R中的文档术语矩阵
Document term matrix in R
我有以下代码:
rm(list=ls(all=TRUE)) #clear data
setwd("~/UCSB/14 Win 15/Issy/text.fwt") #set working directory
files <- list.files(); head(files) #load & check working directory
fw1 <- scan(what="c", sep="\n",file="fw_chp01.fwt")
library(tm)
corpus2<-Corpus(VectorSource(c(fw1)))
skipWords<-(function(x) removeWords(x, stopwords("english")))
#remove punc, numbers, stopwords, etc
funcs<-list(content_transformer(tolower), removePunctuation, removeNumbers, stripWhitespace, skipWords)
corpus2.proc<-tm_map(corpus2, FUN = tm_reduce, tmFuns = funcs)
corpus2a.dtm <- DocumentTermMatrix(corpus2.proc, control = list(wordLengths = c(1,110))) #create document term matrix
我正在尝试使用 tm 参考手册 (http://cran.r-project.org/web/packages/tm/tm.pdf) 中详述的一些操作,但收效甚微。例如,当我尝试使用 findFreqTerms 时,出现以下错误:
Error: inherits(x, c("DocumentTermMatrix", "TermDocumentMatrix")) is not TRUE
谁能告诉我为什么这不起作用以及我可以做些什么来解决它?
为@lawyeR 编辑:
head(fw1) 生成文本的前六行(James Joyce 的 Finnegans Wake 第 1 集):
[1] "003.01 riverrun, past Eve and Adam's, from swerve of shore to bend"
[2] "003.02 of bay, brings us by a commodius vicus of recirculation back to"
[3] "003.03 Howth Castle and Environs."
[4] "003.04 Sir Tristram, violer d'amores, fr'over the short sea, had passen-"
[5] "003.05 core rearrived from North Armorica on this side the scraggy"
[6] "003.06 isthmus of Europe Minor to wielderfight his penisolate war: nor"

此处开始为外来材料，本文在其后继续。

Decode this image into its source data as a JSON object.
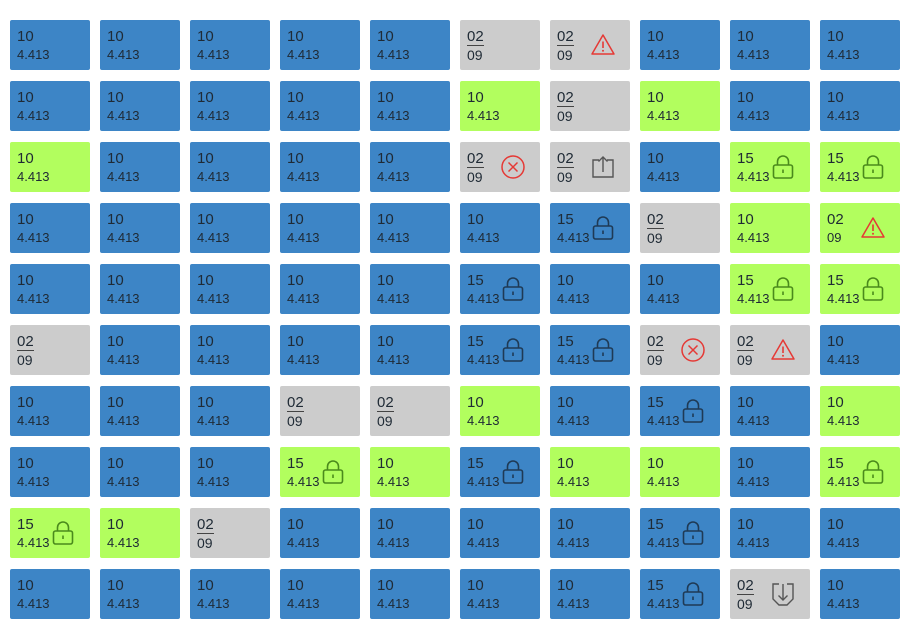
{
  "colors": {
    "blue": "#3d85c6",
    "green": "#b2fe5e",
    "gray": "#cccccc",
    "warning": "#e53935",
    "icon_dark": "#1f3a55"
  },
  "grid": [
    [
      {
        "c": "blue",
        "t": "10",
        "b": "4.413"
      },
      {
        "c": "blue",
        "t": "10",
        "b": "4.413"
      },
      {
        "c": "blue",
        "t": "10",
        "b": "4.413"
      },
      {
        "c": "blue",
        "t": "10",
        "b": "4.413"
      },
      {
        "c": "blue",
        "t": "10",
        "b": "4.413"
      },
      {
        "c": "gray",
        "t": "02",
        "b": "09"
      },
      {
        "c": "gray",
        "t": "02",
        "b": "09",
        "icon": "warning-icon"
      },
      {
        "c": "blue",
        "t": "10",
        "b": "4.413"
      },
      {
        "c": "blue",
        "t": "10",
        "b": "4.413"
      },
      {
        "c": "blue",
        "t": "10",
        "b": "4.413"
      }
    ],
    [
      {
        "c": "blue",
        "t": "10",
        "b": "4.413"
      },
      {
        "c": "blue",
        "t": "10",
        "b": "4.413"
      },
      {
        "c": "blue",
        "t": "10",
        "b": "4.413"
      },
      {
        "c": "blue",
        "t": "10",
        "b": "4.413"
      },
      {
        "c": "blue",
        "t": "10",
        "b": "4.413"
      },
      {
        "c": "green",
        "t": "10",
        "b": "4.413"
      },
      {
        "c": "gray",
        "t": "02",
        "b": "09"
      },
      {
        "c": "green",
        "t": "10",
        "b": "4.413"
      },
      {
        "c": "blue",
        "t": "10",
        "b": "4.413"
      },
      {
        "c": "blue",
        "t": "10",
        "b": "4.413"
      }
    ],
    [
      {
        "c": "green",
        "t": "10",
        "b": "4.413"
      },
      {
        "c": "blue",
        "t": "10",
        "b": "4.413"
      },
      {
        "c": "blue",
        "t": "10",
        "b": "4.413"
      },
      {
        "c": "blue",
        "t": "10",
        "b": "4.413"
      },
      {
        "c": "blue",
        "t": "10",
        "b": "4.413"
      },
      {
        "c": "gray",
        "t": "02",
        "b": "09",
        "icon": "error-icon"
      },
      {
        "c": "gray",
        "t": "02",
        "b": "09",
        "icon": "upload-icon"
      },
      {
        "c": "blue",
        "t": "10",
        "b": "4.413"
      },
      {
        "c": "green",
        "t": "15",
        "b": "4.413",
        "icon": "lock-icon"
      },
      {
        "c": "green",
        "t": "15",
        "b": "4.413",
        "icon": "lock-icon"
      }
    ],
    [
      {
        "c": "blue",
        "t": "10",
        "b": "4.413"
      },
      {
        "c": "blue",
        "t": "10",
        "b": "4.413"
      },
      {
        "c": "blue",
        "t": "10",
        "b": "4.413"
      },
      {
        "c": "blue",
        "t": "10",
        "b": "4.413"
      },
      {
        "c": "blue",
        "t": "10",
        "b": "4.413"
      },
      {
        "c": "blue",
        "t": "10",
        "b": "4.413"
      },
      {
        "c": "blue",
        "t": "15",
        "b": "4.413",
        "icon": "lock-icon"
      },
      {
        "c": "gray",
        "t": "02",
        "b": "09"
      },
      {
        "c": "green",
        "t": "10",
        "b": "4.413"
      },
      {
        "c": "green",
        "t": "02",
        "b": "09",
        "icon": "warning-icon"
      }
    ],
    [
      {
        "c": "blue",
        "t": "10",
        "b": "4.413"
      },
      {
        "c": "blue",
        "t": "10",
        "b": "4.413"
      },
      {
        "c": "blue",
        "t": "10",
        "b": "4.413"
      },
      {
        "c": "blue",
        "t": "10",
        "b": "4.413"
      },
      {
        "c": "blue",
        "t": "10",
        "b": "4.413"
      },
      {
        "c": "blue",
        "t": "15",
        "b": "4.413",
        "icon": "lock-icon"
      },
      {
        "c": "blue",
        "t": "10",
        "b": "4.413"
      },
      {
        "c": "blue",
        "t": "10",
        "b": "4.413"
      },
      {
        "c": "green",
        "t": "15",
        "b": "4.413",
        "icon": "lock-icon"
      },
      {
        "c": "green",
        "t": "15",
        "b": "4.413",
        "icon": "lock-icon"
      }
    ],
    [
      {
        "c": "gray",
        "t": "02",
        "b": "09"
      },
      {
        "c": "blue",
        "t": "10",
        "b": "4.413"
      },
      {
        "c": "blue",
        "t": "10",
        "b": "4.413"
      },
      {
        "c": "blue",
        "t": "10",
        "b": "4.413"
      },
      {
        "c": "blue",
        "t": "10",
        "b": "4.413"
      },
      {
        "c": "blue",
        "t": "15",
        "b": "4.413",
        "icon": "lock-icon"
      },
      {
        "c": "blue",
        "t": "15",
        "b": "4.413",
        "icon": "lock-icon"
      },
      {
        "c": "gray",
        "t": "02",
        "b": "09",
        "icon": "error-icon"
      },
      {
        "c": "gray",
        "t": "02",
        "b": "09",
        "icon": "warning-icon"
      },
      {
        "c": "blue",
        "t": "10",
        "b": "4.413"
      }
    ],
    [
      {
        "c": "blue",
        "t": "10",
        "b": "4.413"
      },
      {
        "c": "blue",
        "t": "10",
        "b": "4.413"
      },
      {
        "c": "blue",
        "t": "10",
        "b": "4.413"
      },
      {
        "c": "gray",
        "t": "02",
        "b": "09"
      },
      {
        "c": "gray",
        "t": "02",
        "b": "09"
      },
      {
        "c": "green",
        "t": "10",
        "b": "4.413"
      },
      {
        "c": "blue",
        "t": "10",
        "b": "4.413"
      },
      {
        "c": "blue",
        "t": "15",
        "b": "4.413",
        "icon": "lock-icon"
      },
      {
        "c": "blue",
        "t": "10",
        "b": "4.413"
      },
      {
        "c": "green",
        "t": "10",
        "b": "4.413"
      }
    ],
    [
      {
        "c": "blue",
        "t": "10",
        "b": "4.413"
      },
      {
        "c": "blue",
        "t": "10",
        "b": "4.413"
      },
      {
        "c": "blue",
        "t": "10",
        "b": "4.413"
      },
      {
        "c": "green",
        "t": "15",
        "b": "4.413",
        "icon": "lock-icon"
      },
      {
        "c": "green",
        "t": "10",
        "b": "4.413"
      },
      {
        "c": "blue",
        "t": "15",
        "b": "4.413",
        "icon": "lock-icon"
      },
      {
        "c": "green",
        "t": "10",
        "b": "4.413"
      },
      {
        "c": "green",
        "t": "10",
        "b": "4.413"
      },
      {
        "c": "blue",
        "t": "10",
        "b": "4.413"
      },
      {
        "c": "green",
        "t": "15",
        "b": "4.413",
        "icon": "lock-icon"
      }
    ],
    [
      {
        "c": "green",
        "t": "15",
        "b": "4.413",
        "icon": "lock-icon"
      },
      {
        "c": "green",
        "t": "10",
        "b": "4.413"
      },
      {
        "c": "gray",
        "t": "02",
        "b": "09"
      },
      {
        "c": "blue",
        "t": "10",
        "b": "4.413"
      },
      {
        "c": "blue",
        "t": "10",
        "b": "4.413"
      },
      {
        "c": "blue",
        "t": "10",
        "b": "4.413"
      },
      {
        "c": "blue",
        "t": "10",
        "b": "4.413"
      },
      {
        "c": "blue",
        "t": "15",
        "b": "4.413",
        "icon": "lock-icon"
      },
      {
        "c": "blue",
        "t": "10",
        "b": "4.413"
      },
      {
        "c": "blue",
        "t": "10",
        "b": "4.413"
      }
    ],
    [
      {
        "c": "blue",
        "t": "10",
        "b": "4.413"
      },
      {
        "c": "blue",
        "t": "10",
        "b": "4.413"
      },
      {
        "c": "blue",
        "t": "10",
        "b": "4.413"
      },
      {
        "c": "blue",
        "t": "10",
        "b": "4.413"
      },
      {
        "c": "blue",
        "t": "10",
        "b": "4.413"
      },
      {
        "c": "blue",
        "t": "10",
        "b": "4.413"
      },
      {
        "c": "blue",
        "t": "10",
        "b": "4.413"
      },
      {
        "c": "blue",
        "t": "15",
        "b": "4.413",
        "icon": "lock-icon"
      },
      {
        "c": "gray",
        "t": "02",
        "b": "09",
        "icon": "download-icon"
      },
      {
        "c": "blue",
        "t": "10",
        "b": "4.413"
      }
    ]
  ]
}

inspect(corpus2) 按以下格式输出文本的每一行(这是文本的最后一行):
[[960]]
<<PlainTextDocument (metadata: 7)>>
029.36 borough. #this part differs by line of course
inspect(corpus2a.dtm) returns所有类型的table(一共4163个(文中格式如下:
Docs youths yoxen yu yurap yutah zee zephiroth zine zingzang zmorde zoom
1 0 0 0 0 0 0 0 0 0 0 0
2 0 0 0 0 0 0 0 0 0 0 0
这是您提供和执行的内容的简化形式,tm
完成了它的工作。可能是您的一个或多个清洁步骤导致了问题。
> library(tm)
> fw1 <- c("riverrun, past Eve and Adam's, from swerve of shore to bend
+ of bay, brings us by a commodius vicus of recirculation back to
+ Howth Castle and Environs.
+ Sir Tristram, violer d'amores, fr'over the short sea, had passen-
+ core rearrived from North Armorica on this side the scraggy
+ isthmus of Europe Minor to wielderfight his penisolate war: nor")
>
> corpus<-Corpus(VectorSource(c(fw1)))
> inspect(corpus)
<<VCorpus (documents: 1, metadata (corpus/indexed): 0/0)>>
[[1]]
<<PlainTextDocument (metadata: 7)>>
riverrun, past Eve and Adam's, from swerve of shore to bend
of bay, brings us by a commodius vicus of recirculation back to
Howth Castle and Environs.
Sir Tristram, violer d'amores, fr'over the short sea, had passen-
core rearrived from North Armorica on this side the scraggy
isthmus of Europe Minor to wielderfight his penisolate war: nor
> dtm <- DocumentTermMatrix(corpus)
> findFreqTerms(dtm)
[1] "adam's," "and" "armorica" "back" "bay," "bend"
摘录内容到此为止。